While some might worry about the future of drones, they’re providing a better present-day experience for people in Africa looking to get COVID-19 vaccines. As The Verge chronicled, Ghana is currently utilizing drones to more effectively move vaccines, thanks to its relationship with an American company.

Zipline, Inc.

Zipline started couriering medical supplies like blood and drugs in Rwanda in 2016. It then expanded its operations to Tanzania in 2017, Ghana in 2019, and inside the U.S. this past May, when it began delivering medical supplies and PPE in North Carolina.

Ghana’s government is now working with Zipline to deliver the first vaccines supplied to Africa by the COVAX initiative, a World Health Organization (WHO) initiative launched to bring COVID-19 vaccines to developing nations.

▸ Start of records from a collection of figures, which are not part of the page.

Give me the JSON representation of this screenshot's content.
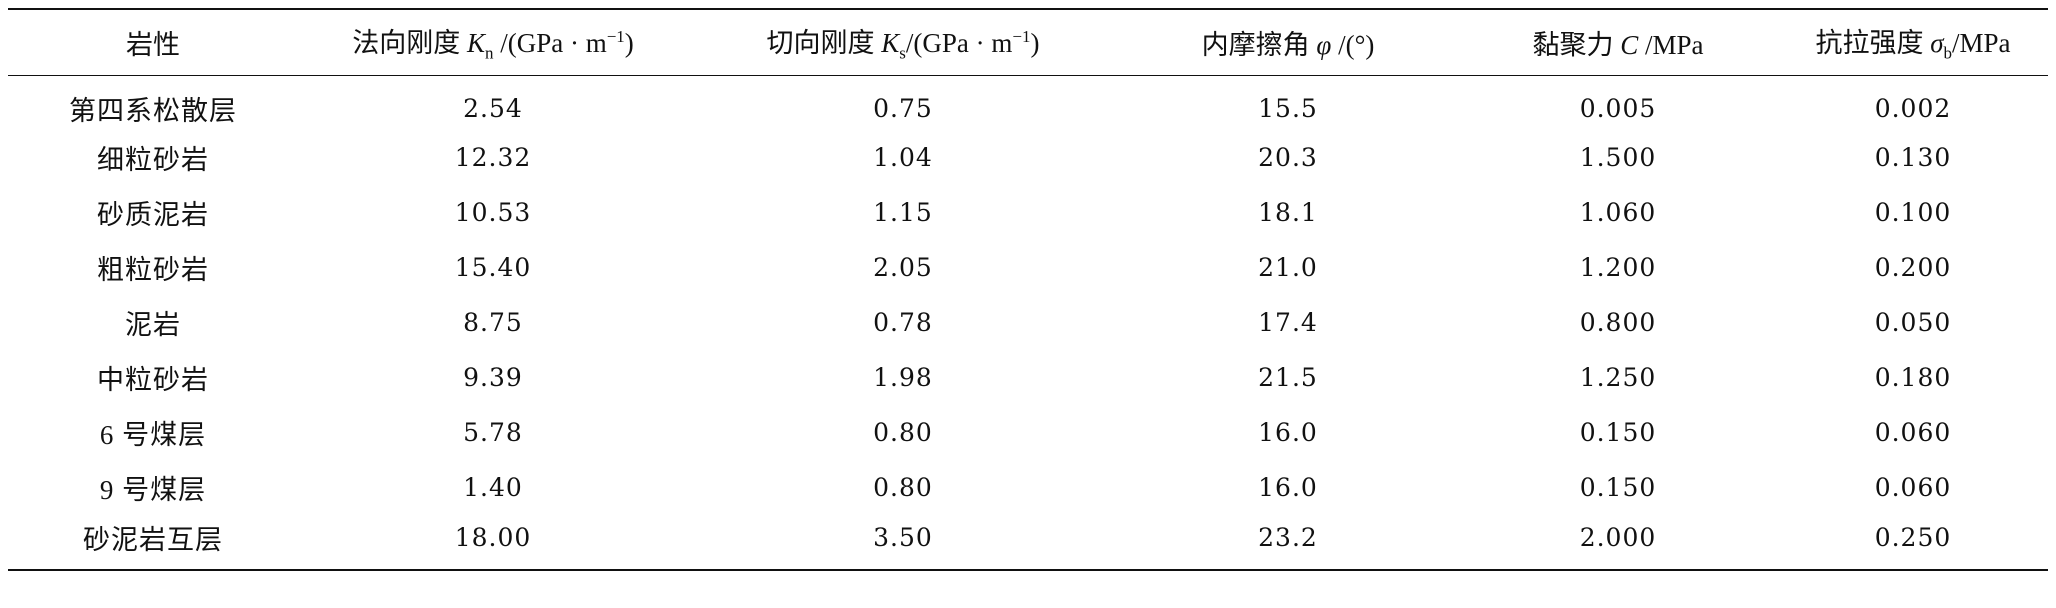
{
  "table": {
    "header": [
      {
        "label": "岩性"
      },
      {
        "label": "法向刚度 ",
        "symbol": "K",
        "subscript": "n",
        "unit": " /(GPa · m",
        "superscript": "−1",
        "unit_close": ")"
      },
      {
        "label": "切向刚度 ",
        "symbol": "K",
        "subscript": "s",
        "unit": "/(GPa · m",
        "superscript": "−1",
        "unit_close": ")"
      },
      {
        "label": "内摩擦角 ",
        "symbol": "φ",
        "unit": " /(°)"
      },
      {
        "label": "黏聚力 ",
        "symbol": "C",
        "unit": " /MPa"
      },
      {
        "label": "抗拉强度 ",
        "symbol": "σ",
        "subscript": "b",
        "unit": "/MPa"
      }
    ],
    "rows": [
      [
        "第四系松散层",
        "2.54",
        "0.75",
        "15.5",
        "0.005",
        "0.002"
      ],
      [
        "细粒砂岩",
        "12.32",
        "1.04",
        "20.3",
        "1.500",
        "0.130"
      ],
      [
        "砂质泥岩",
        "10.53",
        "1.15",
        "18.1",
        "1.060",
        "0.100"
      ],
      [
        "粗粒砂岩",
        "15.40",
        "2.05",
        "21.0",
        "1.200",
        "0.200"
      ],
      [
        "泥岩",
        "8.75",
        "0.78",
        "17.4",
        "0.800",
        "0.050"
      ],
      [
        "中粒砂岩",
        "9.39",
        "1.98",
        "21.5",
        "1.250",
        "0.180"
      ],
      [
        "6 号煤层",
        "5.78",
        "0.80",
        "16.0",
        "0.150",
        "0.060"
      ],
      [
        "9 号煤层",
        "1.40",
        "0.80",
        "16.0",
        "0.150",
        "0.060"
      ],
      [
        "砂泥岩互层",
        "18.00",
        "3.50",
        "23.2",
        "2.000",
        "0.250"
      ]
    ]
  }
}
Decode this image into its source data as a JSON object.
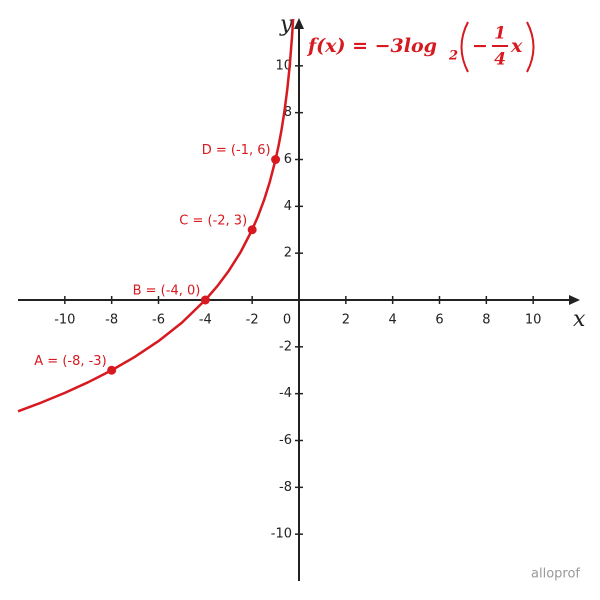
{
  "chart_data": {
    "type": "line",
    "formula": {
      "lhs": "f(x) = −3log",
      "base": "2",
      "sign": "−",
      "numerator": "1",
      "denominator": "4",
      "variable": "x"
    },
    "xlabel": "x",
    "ylabel": "y",
    "origin_label": "0",
    "xlim": [
      -12,
      12
    ],
    "ylim": [
      -12,
      12
    ],
    "xticks": [
      -10,
      -8,
      -6,
      -4,
      -2,
      2,
      4,
      6,
      8,
      10
    ],
    "yticks": [
      10,
      8,
      6,
      4,
      2,
      -2,
      -4,
      -6,
      -8,
      -10
    ],
    "series": [
      {
        "color": "#d71920",
        "x": [
          -12,
          -11,
          -10,
          -9,
          -8,
          -7,
          -6,
          -5,
          -4,
          -3.5,
          -3,
          -2.5,
          -2,
          -1.75,
          -1.5,
          -1.25,
          -1,
          -0.875,
          -0.75,
          -0.625,
          -0.5,
          -0.4,
          -0.3,
          -0.25
        ],
        "values": [
          -4.755,
          -4.378,
          -3.966,
          -3.51,
          -3,
          -2.422,
          -1.755,
          -0.966,
          0,
          0.578,
          1.245,
          2.034,
          3,
          3.578,
          4.245,
          5.034,
          6,
          6.578,
          7.245,
          8.034,
          9,
          9.966,
          11.21,
          12
        ]
      }
    ],
    "points": {
      "color": "#d71920",
      "x": [
        -8,
        -4,
        -2,
        -1
      ],
      "values": [
        -3,
        0,
        3,
        6
      ],
      "labels": [
        "A = (-8, -3)",
        "B = (-4, 0)",
        "C = (-2, 3)",
        "D = (-1, 6)"
      ]
    },
    "watermark": "alloprof"
  }
}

“The reason Ghana was the first country to receive the COVAX vaccine is that they had the strongest application, and the reason they had the strongest application is they can guarantee the delivery of this vaccine to any health facility or hospital in the country at low cost and very high reliability,” said Zipline’s CEO Keller Rinaudo, explaining how his company’s involvement contributed.

Zipline operates four distribution centers in Ghana, each of which is a combination drone airport and medical warehouse, housing a fleet of 30 fixed-wing drones and medical supplies. The centers help enable a drone to fly to its destination on its own, drop off packages via parachute, and return home.

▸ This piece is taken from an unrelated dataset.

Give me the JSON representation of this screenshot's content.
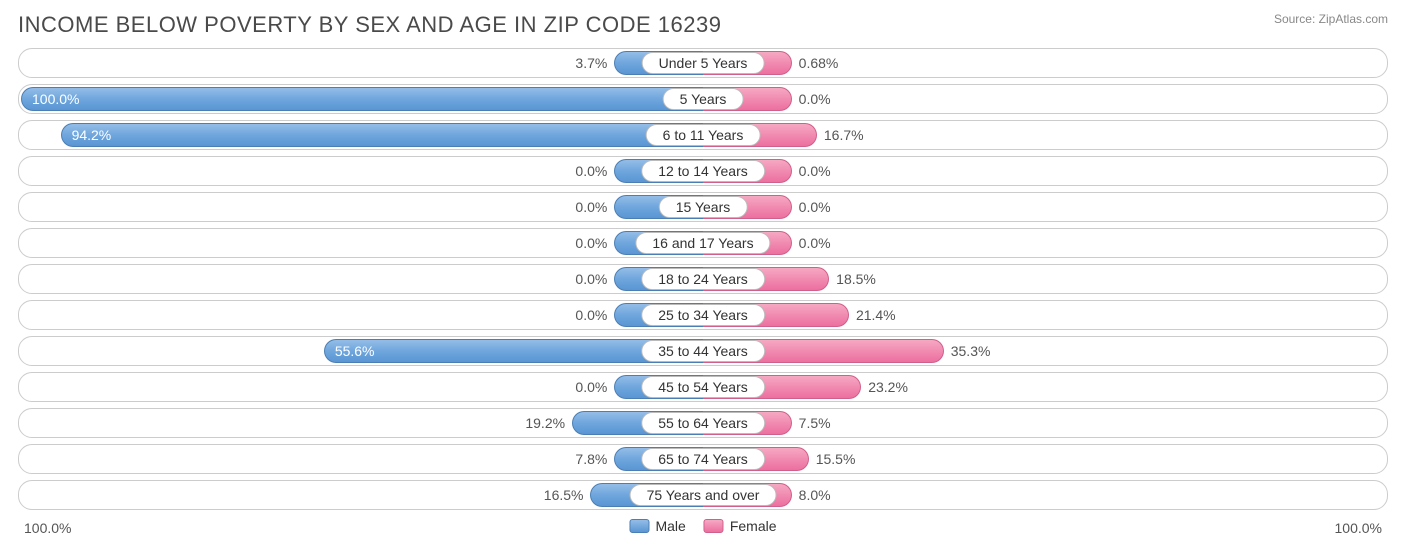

New Atlas reported the drops started earlier this month, with 250 vaccine doses delivered by parachute to a rural health center, one of 36 deliveries completed on the initiative’s first day.

It’s estimated close to 1,000 health centers throughout Ghana are now served by the drone delivery service.

Zipline’s Caitlin Burton remarked that this form of distribution system allows for precise, timely deliveries of vaccines to remote areas.

“Being able to use every point of care in the health system to get people vaccinated — that’s the strategy here,” says Burton. “We’ll be sending exactly the number of doses needed — the chain of custody is very short, and the cold chain is one hundred percent guaranteed.”